Copyright © 2016 Jimeng Li and Jinfeng Zhang. This is an open access article distributed under the Creative Commons Attribution License, which permits unrestricted use, distribution, and reproduction in any medium, provided the original work is properly cited.

Abstract

The structure of mechanical equipment becomes increasingly complex, and tough environments under which it works often make bearings and gears subject to failure. However, effective extraction of useful feature information submerged in strong noise that is indicative of structural defects has remained a major challenge. Therefore, an adaptive multiscale noise control enhanced stochastic resonance (SR) method based on modified ensemble empirical mode decomposition (EEMD) for mechanical fault diagnosis is proposed in the paper. According to the oscillation characteristics of signal itself, the algorithm of modified EEMD can adaptively decompose the fault signals into different scales and it reduces the decomposition levels to improve calculation efficiency of the proposed method.
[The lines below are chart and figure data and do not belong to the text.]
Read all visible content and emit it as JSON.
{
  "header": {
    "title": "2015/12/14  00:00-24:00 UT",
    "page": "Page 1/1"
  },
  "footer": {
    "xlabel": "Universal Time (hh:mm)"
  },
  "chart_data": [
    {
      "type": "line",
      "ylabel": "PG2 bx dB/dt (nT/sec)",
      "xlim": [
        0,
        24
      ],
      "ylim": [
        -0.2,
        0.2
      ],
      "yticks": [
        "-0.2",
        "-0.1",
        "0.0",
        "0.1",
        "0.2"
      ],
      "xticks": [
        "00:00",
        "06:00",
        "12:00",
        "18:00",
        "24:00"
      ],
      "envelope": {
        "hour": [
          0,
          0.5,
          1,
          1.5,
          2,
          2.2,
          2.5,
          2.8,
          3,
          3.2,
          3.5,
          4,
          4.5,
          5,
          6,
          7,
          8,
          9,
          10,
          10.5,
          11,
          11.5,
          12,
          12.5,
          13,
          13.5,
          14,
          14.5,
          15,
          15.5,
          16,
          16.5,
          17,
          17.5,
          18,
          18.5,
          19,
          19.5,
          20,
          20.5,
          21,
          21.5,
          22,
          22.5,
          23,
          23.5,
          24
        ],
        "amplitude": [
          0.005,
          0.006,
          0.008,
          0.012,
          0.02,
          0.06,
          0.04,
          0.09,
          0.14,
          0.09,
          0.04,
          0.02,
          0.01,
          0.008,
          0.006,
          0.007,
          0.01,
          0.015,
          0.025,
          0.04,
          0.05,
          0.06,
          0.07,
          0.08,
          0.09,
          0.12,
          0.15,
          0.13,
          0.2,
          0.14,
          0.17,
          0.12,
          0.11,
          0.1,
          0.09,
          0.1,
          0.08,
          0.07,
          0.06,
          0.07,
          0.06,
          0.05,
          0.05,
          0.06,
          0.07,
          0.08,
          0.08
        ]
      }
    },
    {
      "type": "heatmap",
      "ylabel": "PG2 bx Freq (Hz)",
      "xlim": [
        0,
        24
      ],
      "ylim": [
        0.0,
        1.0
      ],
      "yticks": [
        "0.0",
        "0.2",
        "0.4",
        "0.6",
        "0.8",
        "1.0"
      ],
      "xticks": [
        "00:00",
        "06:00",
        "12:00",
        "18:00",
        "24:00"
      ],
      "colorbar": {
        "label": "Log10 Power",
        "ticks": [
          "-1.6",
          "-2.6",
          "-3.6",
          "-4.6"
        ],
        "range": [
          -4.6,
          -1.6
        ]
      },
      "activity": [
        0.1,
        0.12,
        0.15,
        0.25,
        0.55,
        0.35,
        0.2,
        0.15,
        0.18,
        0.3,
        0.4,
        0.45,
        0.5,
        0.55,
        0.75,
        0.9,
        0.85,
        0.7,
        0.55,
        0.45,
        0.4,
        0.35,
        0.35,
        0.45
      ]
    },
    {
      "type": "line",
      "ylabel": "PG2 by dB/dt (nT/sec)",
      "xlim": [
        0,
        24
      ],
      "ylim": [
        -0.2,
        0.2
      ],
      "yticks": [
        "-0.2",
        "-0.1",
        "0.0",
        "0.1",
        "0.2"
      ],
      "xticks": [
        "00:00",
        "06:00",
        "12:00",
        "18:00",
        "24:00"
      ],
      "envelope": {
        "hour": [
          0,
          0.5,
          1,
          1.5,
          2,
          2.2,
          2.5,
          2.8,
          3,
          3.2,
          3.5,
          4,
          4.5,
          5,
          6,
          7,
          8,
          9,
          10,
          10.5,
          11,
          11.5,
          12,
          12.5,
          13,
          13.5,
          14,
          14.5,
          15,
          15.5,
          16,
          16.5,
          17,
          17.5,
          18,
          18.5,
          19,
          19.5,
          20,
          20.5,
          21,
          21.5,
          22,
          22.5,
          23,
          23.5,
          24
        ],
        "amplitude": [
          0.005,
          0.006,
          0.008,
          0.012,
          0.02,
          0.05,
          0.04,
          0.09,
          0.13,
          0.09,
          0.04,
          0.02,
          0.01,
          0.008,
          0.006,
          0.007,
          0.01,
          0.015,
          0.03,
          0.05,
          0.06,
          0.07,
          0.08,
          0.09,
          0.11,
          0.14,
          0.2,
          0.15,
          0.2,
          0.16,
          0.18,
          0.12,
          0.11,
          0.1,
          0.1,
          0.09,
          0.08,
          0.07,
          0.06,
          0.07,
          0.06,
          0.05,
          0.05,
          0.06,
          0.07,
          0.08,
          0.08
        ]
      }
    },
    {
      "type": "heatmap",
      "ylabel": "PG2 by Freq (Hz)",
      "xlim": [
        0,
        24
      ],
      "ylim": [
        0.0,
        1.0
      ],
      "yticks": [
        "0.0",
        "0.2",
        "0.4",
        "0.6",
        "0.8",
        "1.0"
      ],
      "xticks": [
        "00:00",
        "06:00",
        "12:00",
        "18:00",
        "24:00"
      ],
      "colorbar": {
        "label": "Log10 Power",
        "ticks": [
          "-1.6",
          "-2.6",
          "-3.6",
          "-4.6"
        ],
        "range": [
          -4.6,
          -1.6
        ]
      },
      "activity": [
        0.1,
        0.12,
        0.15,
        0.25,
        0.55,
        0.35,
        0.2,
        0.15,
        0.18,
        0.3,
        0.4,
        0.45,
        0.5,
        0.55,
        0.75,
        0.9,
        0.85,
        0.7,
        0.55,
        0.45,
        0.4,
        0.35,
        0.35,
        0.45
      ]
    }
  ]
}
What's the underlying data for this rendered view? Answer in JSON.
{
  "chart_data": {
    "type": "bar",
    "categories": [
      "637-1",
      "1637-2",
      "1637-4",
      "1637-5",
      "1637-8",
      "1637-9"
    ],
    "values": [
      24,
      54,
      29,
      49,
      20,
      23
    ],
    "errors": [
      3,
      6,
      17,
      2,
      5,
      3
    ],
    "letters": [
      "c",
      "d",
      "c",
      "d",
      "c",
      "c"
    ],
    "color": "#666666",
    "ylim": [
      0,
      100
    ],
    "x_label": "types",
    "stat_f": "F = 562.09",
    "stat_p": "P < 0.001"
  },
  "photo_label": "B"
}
Through filter processing with the constructed filters, the orthogonality of adjacent intrinsic mode functions (IMFs) can be improved, which is conducive to enhancing the extraction of weak features from strong noise. The constructed signal obtained by using IMFs is inputted into the SR system, and the noise control parameter of different scales is optimized and selected with the help of the genetic algorithm, thus achieving the enhancement extraction of weak features. Finally, simulation experiments and engineering application of bearing fault diagnosis demonstrate the effectiveness and feasibility of the proposed method.